The NFL has tried to combat its public perception as being a male-driven league, one with 32 member teams and a group of owners sometimes mockingly called the Billionaire Boys Club. That perception further worsened during the 2014 season with the slew of high-profile domestic violence cases, including those with Ray Rice, Greg Hardy and Adrian Peterson.
“We are going to make a commitment and we’re going to formalize that we as a league are going to do that for women at all of our executive positions,” Goodell said.
In the past, the league has received sub-par grades from the Institute for Diversity and Ethics in Sports on its practice of hiring women, and Baltimore Ravens owner Steve Bisciotti lamented the lack of female voices in executive positions at both the club and league level in 2014 when he and the league were battling perceptions in the wake of the initial Rice discipline that went over poorly.
All this proposed rule would force teams to do would be interview female candidates for these executive positions; they are not bound to hire any of them. Critics of the Rooney Rule say that clubs get around the requirements by bringing in “token” minorities for interviews for jobs they’ll never get. Proponents point to the increase of minority head coaches and GMs — including Carolina Panthers head coach Ron Rivera, who is of Hispanic descent — as proof that the rule has worked.
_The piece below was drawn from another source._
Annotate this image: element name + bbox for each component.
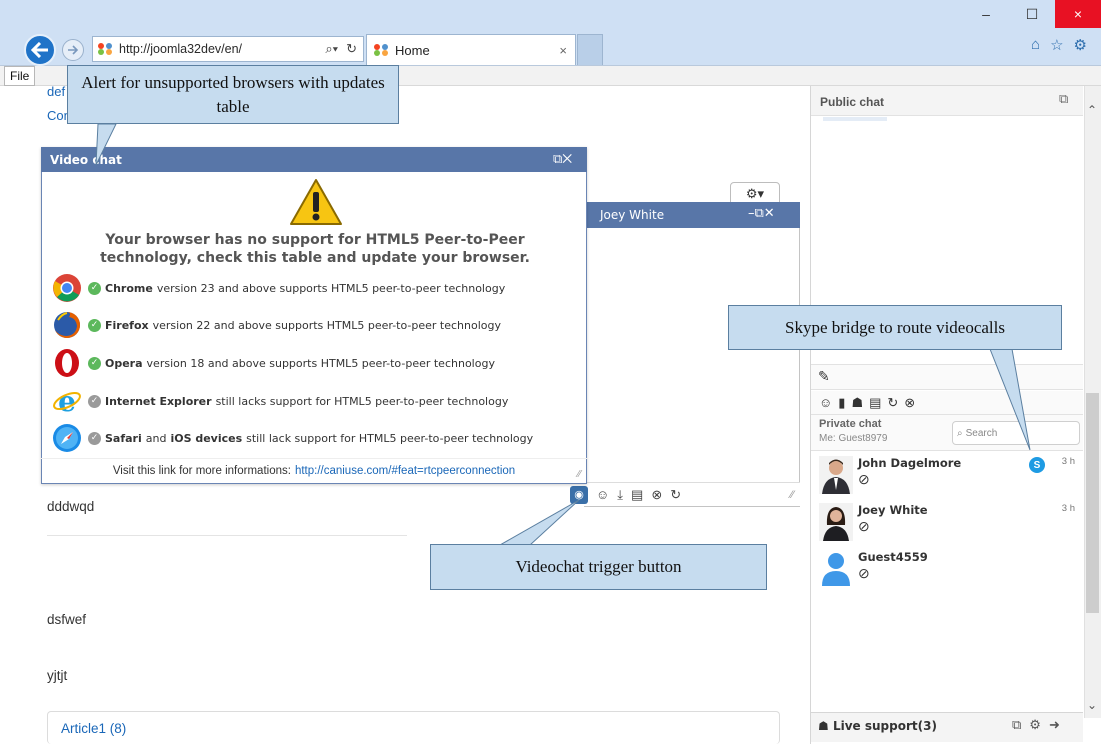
callout-skype: Skype bridge to route videocalls <box>728 305 1062 350</box>
callout-alert: Alert for unsupported browsers with upda… <box>67 65 399 124</box>
callout-videochat: Videochat trigger button <box>430 544 767 590</box>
Former Secretary of State Condoleezza Rice, a noted football fan who once said it was her goal to be the commissioner of the NFL, was introduced by Goodell and said that the pool of candidates for executive positions in the league needed expanding.
“They keep looking in the same channels, but they keep finding the same people,” Rice said.
Will this make a dent in the largely male league and introduce new perspectives to the league? We shall see, but it is clear that even with vast progress with women infiltrating the league, there still is room for improvement.